Abstract
Purpose :
In normal adults, 97% of total red cell hemoglobin (Hb) is adult Hb (HbA). Elevated fetal Hb (HbF) levels post-infancy generally indicate underlying metabolic stress and tissue hypoxia. HbF binds oxygen with higher affinity than HbA; increased HbF production is regarded as a “rescue” attempt by the body to increase oxygen extraction and subsequent delivery to tissues under low oxygen conditions. Hb production by RPE brings new perspectives regarding the understanding of outer retinal oxygenation under normal conditions. In light of this discovery, the known high metabolic activity and consequent demand of photoreceptors for oxygen, here we evaluated whether HbF modulation confers benefit in retina under hypoxic conditions characteristic of aging and diabetes.
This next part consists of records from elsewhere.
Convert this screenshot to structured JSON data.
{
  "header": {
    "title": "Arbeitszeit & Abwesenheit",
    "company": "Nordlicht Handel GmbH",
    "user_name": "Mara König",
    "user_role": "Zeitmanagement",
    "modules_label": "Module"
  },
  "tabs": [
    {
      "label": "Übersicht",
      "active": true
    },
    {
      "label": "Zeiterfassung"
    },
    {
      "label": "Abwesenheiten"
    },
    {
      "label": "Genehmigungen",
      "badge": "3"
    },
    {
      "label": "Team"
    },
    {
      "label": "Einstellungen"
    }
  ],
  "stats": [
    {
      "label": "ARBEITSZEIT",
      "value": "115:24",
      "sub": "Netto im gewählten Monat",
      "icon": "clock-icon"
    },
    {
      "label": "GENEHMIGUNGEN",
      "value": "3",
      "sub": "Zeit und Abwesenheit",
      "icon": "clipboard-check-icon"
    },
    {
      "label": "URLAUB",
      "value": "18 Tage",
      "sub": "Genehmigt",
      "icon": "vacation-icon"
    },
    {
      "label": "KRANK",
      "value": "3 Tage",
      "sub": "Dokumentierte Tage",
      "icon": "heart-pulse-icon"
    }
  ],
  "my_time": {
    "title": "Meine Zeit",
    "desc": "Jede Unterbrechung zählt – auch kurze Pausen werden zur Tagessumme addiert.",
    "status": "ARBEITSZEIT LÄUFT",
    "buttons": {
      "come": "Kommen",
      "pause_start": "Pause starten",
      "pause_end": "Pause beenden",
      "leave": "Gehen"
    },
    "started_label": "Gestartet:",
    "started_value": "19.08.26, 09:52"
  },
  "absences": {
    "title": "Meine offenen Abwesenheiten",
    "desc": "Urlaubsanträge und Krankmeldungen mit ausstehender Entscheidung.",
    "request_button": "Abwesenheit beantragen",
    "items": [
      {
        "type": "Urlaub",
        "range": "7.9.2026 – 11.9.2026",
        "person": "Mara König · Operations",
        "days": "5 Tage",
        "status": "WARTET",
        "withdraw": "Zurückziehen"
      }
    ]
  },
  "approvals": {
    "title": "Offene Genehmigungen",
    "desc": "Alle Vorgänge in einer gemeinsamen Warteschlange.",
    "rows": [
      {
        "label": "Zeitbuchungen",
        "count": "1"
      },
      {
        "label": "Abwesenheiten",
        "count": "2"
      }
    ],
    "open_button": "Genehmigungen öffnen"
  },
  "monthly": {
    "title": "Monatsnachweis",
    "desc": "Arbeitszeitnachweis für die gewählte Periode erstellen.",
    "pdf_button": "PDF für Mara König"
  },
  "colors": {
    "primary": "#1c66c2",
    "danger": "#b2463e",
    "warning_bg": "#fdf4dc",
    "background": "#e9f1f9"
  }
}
Additionally, we investigated the underlying molecular mechanisms responsible.
Methods :
Mice engineered to produce human Hb were used in this study: abnormal Hb (HbSS)-producing mice to study the effects of HbF augmentation on chronic, low-grade hypoxia that occurs in aging and, normal Hb (HbAA)-producing mice ± STZ, to examine its effects on diabetes-induced hypoxia. Animals were treated ± the HbF-inducer monomethylfumarate (MMF; 15 mg/ml in drinking water). Retinal health/function was monitored by ERG, OCT, and routine histologic, RNA and protein analyses. MMF-induced alterations in gene/protein expression were evaluated also in ARPE-19 cells cultured ± MMF (100 μM) under normal, hyperglycemic (25 mM glucose) or hypoxic (100 μM CoCl2 or 1% oxygen) conditions.
Results :
Oral MMF-therapy increased γ-globin mRNA/HbF production systemically and in retina, reduced oxidative stress/inflammation, and preserved outer retinal morphology/function positively in chronically hypoxic retinas (HbSS and HbAA+STZ). MMF induced Nrf2 and downregulated Bcl11A, a repressor of γ-globin transcription and regulator of cell metabolism and senescence. siRNA studies demonstrated the effect on Bcl11A to be Nrf2-dependent.
Conclusions :
This study exposes novel potential links between factor that govern globin gene switching, redox status, metabolism and senescence and suggests that HbF-inducing therapies might afford multiple levels of benefit in hypoxic retina.
This is an abstract that was submitted for the 2016 ARVO Annual Meeting, held in Seattle, Wash., May 1-5, 2016.